(De “As Mil e Uma
Noites”, recriada por H.T. Katibah)*
Karakouss foi um dos déspotas mais
esquisitos da história. Seu nome tornou-se símbolo da injustiça, e sua
injustiça tinha um cunho burlesco inconfundível, como mostra a seguinte
história:
Quando Karakous era governador do
Cairo, um ladrão tentou entrar numa casa para roubar. Escalou a parede até a
janela. Mas a moldura da janela era fraca; cedeu, e o ladrão caiu e quebrou a
perna.
No dia seguinte, apresentou-se ao
governador e disse: “Excelência, eu sou ladrão profissional. Ontem, tentei
entrar numa casa para roubar. Mas a moldura da janela era muito fraca: cedeu,
eu caí e quebrei a perna.”
Karakus ordenou aos guardas que
trouxessem o proprietário da casa. O governador repetiu-lhe a narração do
ladrão e acrescentou: “Por que fizeste a moldura de tua janela tão fraca que
cedeu, levando este pobre ladrão a quebrar a perna?”
O homem empalideceu, mas ele conhecia
o governador. Pensou um momento e disse: “Excelência, não foi culpa minha. Eu
paguei ao carpinteiro o bastante para que ele fizesse uma moldura resistente.
Por que a fez fraca, não sei.”
– Bem
pensado, disse o governador. Tragam-me o carpinteiro.
Quando o carpinteiro chegou, disse
Karakouss: “Este homem diz que te pagou o suficiente para que instalasses uma boa
janela em sua casa. Por que fizeste a moldura da janela fraca demais para aguentar
o peso deste pobre ladrão, que caiu e quebrou a perna?”
O carpinteiro retrucou: “Excelência,
não foi culpa minha. Quando estava instalando a moldura, uma moça bonita,
vestida de vermelho, passou na rua; fiquei distraído e não coloquei os pregos
necessários.”
Karakouss mandou saber quem era a
beldade e ordenou que a trouxessem, e disse-lhe; “Foi por causa de tua beleza e
de teu vestido vermelho que este carpinteiro não fixou bem a moldura da janela
e, em consequência, este pobre ladrão caiu e quebrou a perna.”
A moça replicou: “Excelência, a minha
beleza vem de Alá, e o meu vestido, do comerciante da esquina. Foi ele quem mo
vendeu.”
– Tragam-me o comerciante, gritou
Karakouss na sua procura de justiça absoluta.

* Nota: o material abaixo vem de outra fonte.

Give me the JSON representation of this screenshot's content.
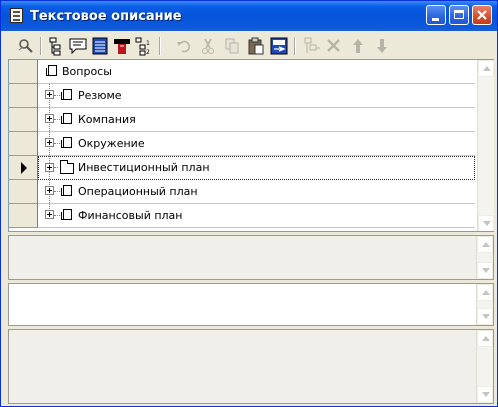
{
  "window": {
    "title": "Текстовое описание"
  },
  "toolbar": {
    "tools": [
      {
        "name": "find-tool-icon",
        "enabled": true
      },
      {
        "name": "tree-structure-icon",
        "enabled": true
      },
      {
        "name": "comment-icon",
        "enabled": true
      },
      {
        "name": "text-list-icon",
        "enabled": true
      },
      {
        "name": "red-book-icon",
        "enabled": true
      },
      {
        "name": "numbering-icon",
        "enabled": true
      },
      {
        "name": "undo-icon",
        "enabled": false
      },
      {
        "name": "cut-icon",
        "enabled": false
      },
      {
        "name": "copy-icon",
        "enabled": false
      },
      {
        "name": "paste-icon",
        "enabled": true
      },
      {
        "name": "import-icon",
        "enabled": true
      },
      {
        "name": "add-node-icon",
        "enabled": false
      },
      {
        "name": "delete-icon",
        "enabled": false
      },
      {
        "name": "move-up-icon",
        "enabled": false
      },
      {
        "name": "move-down-icon",
        "enabled": false
      }
    ]
  },
  "tree": {
    "root": {
      "label": "Вопросы"
    },
    "items": [
      {
        "label": "Резюме",
        "selected": false
      },
      {
        "label": "Компания",
        "selected": false
      },
      {
        "label": "Окружение",
        "selected": false
      },
      {
        "label": "Инвестиционный план",
        "selected": true
      },
      {
        "label": "Операционный план",
        "selected": false
      },
      {
        "label": "Финансовый план",
        "selected": false
      }
    ]
  },
  "colors": {
    "title_bar": "#0653d9",
    "window_bg": "#ece9d8",
    "close_button": "#d4502e"
  }
}
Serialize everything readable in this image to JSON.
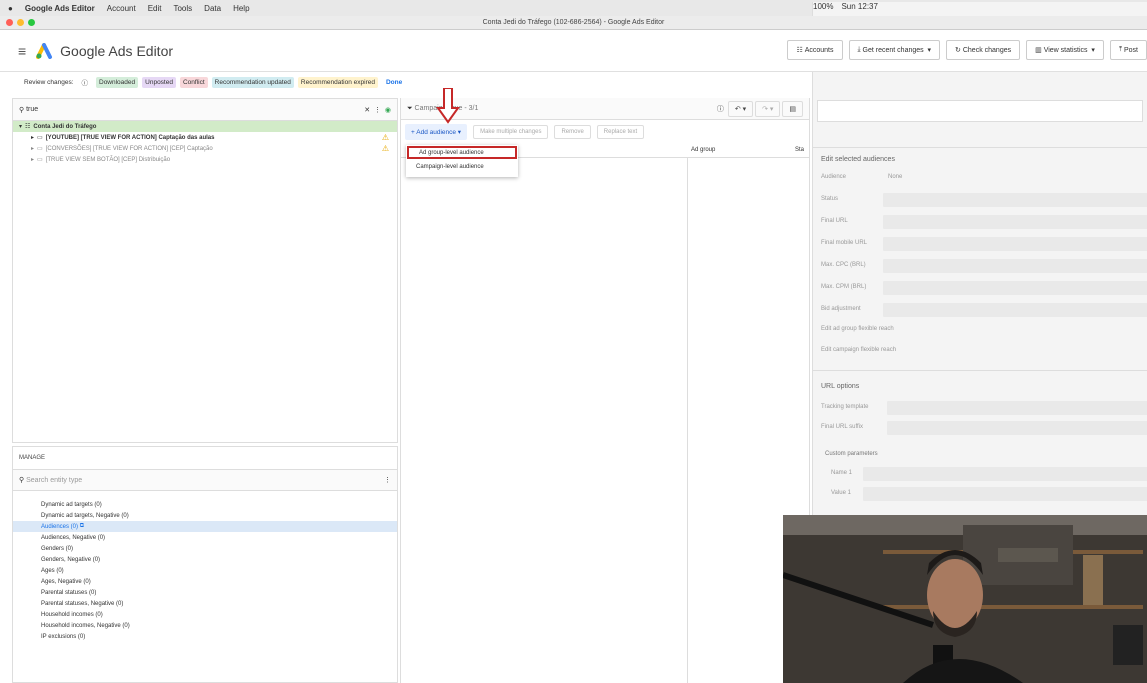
{
  "menubar": {
    "app": "Google Ads Editor",
    "items": [
      "Account",
      "Edit",
      "Tools",
      "Data",
      "Help"
    ],
    "clock": "Sun 12:37",
    "battery": "100%"
  },
  "window": {
    "title": "Conta Jedi do Tráfego (102-686-2564) - Google Ads Editor"
  },
  "header": {
    "app_name": "Google Ads Editor",
    "buttons": [
      "Accounts",
      "Get recent changes",
      "Check changes",
      "View statistics",
      "Post"
    ]
  },
  "review": {
    "label": "Review changes:",
    "chips": [
      {
        "label": "Downloaded",
        "bg": "#d4edda"
      },
      {
        "label": "Unposted",
        "bg": "#e6d8f5"
      },
      {
        "label": "Conflict",
        "bg": "#f8d7da"
      },
      {
        "label": "Recommendation updated",
        "bg": "#d1ecf1"
      },
      {
        "label": "Recommendation expired",
        "bg": "#fff3cd"
      }
    ],
    "done": "Done"
  },
  "left": {
    "search_value": "true",
    "tree": [
      {
        "label": "Conta Jedi do Tráfego",
        "sel": true
      },
      {
        "label": "[YOUTUBE] [TRUE VIEW FOR ACTION] Captação das aulas",
        "warn": true
      },
      {
        "label": "[CONVERSÕES] [TRUE VIEW FOR ACTION] [CEP] Captação",
        "warn": true
      },
      {
        "label": "[TRUE VIEW SEM BOTÃO] [CEP] Distribuição"
      }
    ]
  },
  "manage": {
    "label": "MANAGE",
    "search_placeholder": "Search entity type",
    "items": [
      "Dynamic ad targets (0)",
      "Dynamic ad targets, Negative (0)",
      "Audiences (0)",
      "Audiences, Negative (0)",
      "Genders (0)",
      "Genders, Negative (0)",
      "Ages (0)",
      "Ages, Negative (0)",
      "Parental statuses (0)",
      "Parental statuses, Negative (0)",
      "Household incomes (0)",
      "Household incomes, Negative (0)",
      "IP exclusions (0)"
    ],
    "selected_index": 2
  },
  "center": {
    "filter": "Campaign: true - 3/1",
    "add_audience": "+ Add audience",
    "buttons": [
      "Make multiple changes",
      "Remove",
      "Replace text"
    ],
    "col_adgroup": "Ad group",
    "col_status": "Sta"
  },
  "dropdown": {
    "items": [
      "Ad group-level audience",
      "Campaign-level audience"
    ]
  },
  "right": {
    "title": "Edit selected audiences",
    "audience_label": "Audience",
    "audience_value": "None",
    "fields": [
      "Status",
      "Final URL",
      "Final mobile URL",
      "Max. CPC (BRL)",
      "Max. CPM (BRL)",
      "Bid adjustment"
    ],
    "links": [
      "Edit ad group flexible reach",
      "Edit campaign flexible reach"
    ],
    "url_options": "URL options",
    "url_fields": [
      "Tracking template",
      "Final URL suffix"
    ],
    "custom_params": "Custom parameters",
    "param_fields": [
      "Name 1",
      "Value 1"
    ]
  }
}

Quando o comerciante chegou,
disse-lhe: “Tu, miserável comerciante! Por que vendeste um vestido vermelho
àquela mola, fazendo-a distrair o carpinteiro no seu trabalho e causando a
infelicidade deste pobre ladrão?”
O comerciante não soube o que
responder, e Karakus ordenou aos guardas: “Levem-no e enforquem-no na porta da
prisão.”
Quando foram executar a ordem,
verificaram que o comerciante era muito alto para aquela porta. Inteiraram o
governador. Karakouss tinha resposta para tudo. Ordenou: “Procurem um comerciante
baixinho e enforquem-no no lugar deste.”
Os guardas procuraram um comerciante
baixinho, arrastaram-no, apesar de seus protestos, e enforcaram-no na porta da
prisão.
Assim foi cumprida a justiça de
Karakouss.
(Do livro “As belas páginas da Literatura Árabe”, de Mansour Challita)
*H. I. Katibah, um norte-americano de origem libanesa. procurou ressuscitar em pleno século XX os contos populares antigos do Mundo Árabe, dando-lhes novo feitio e acrescentando-lhes novos elementos de fantasia. Seus livros mais conhecidos são Other Arabian Nights e Arabian Romances and Folk-Tales.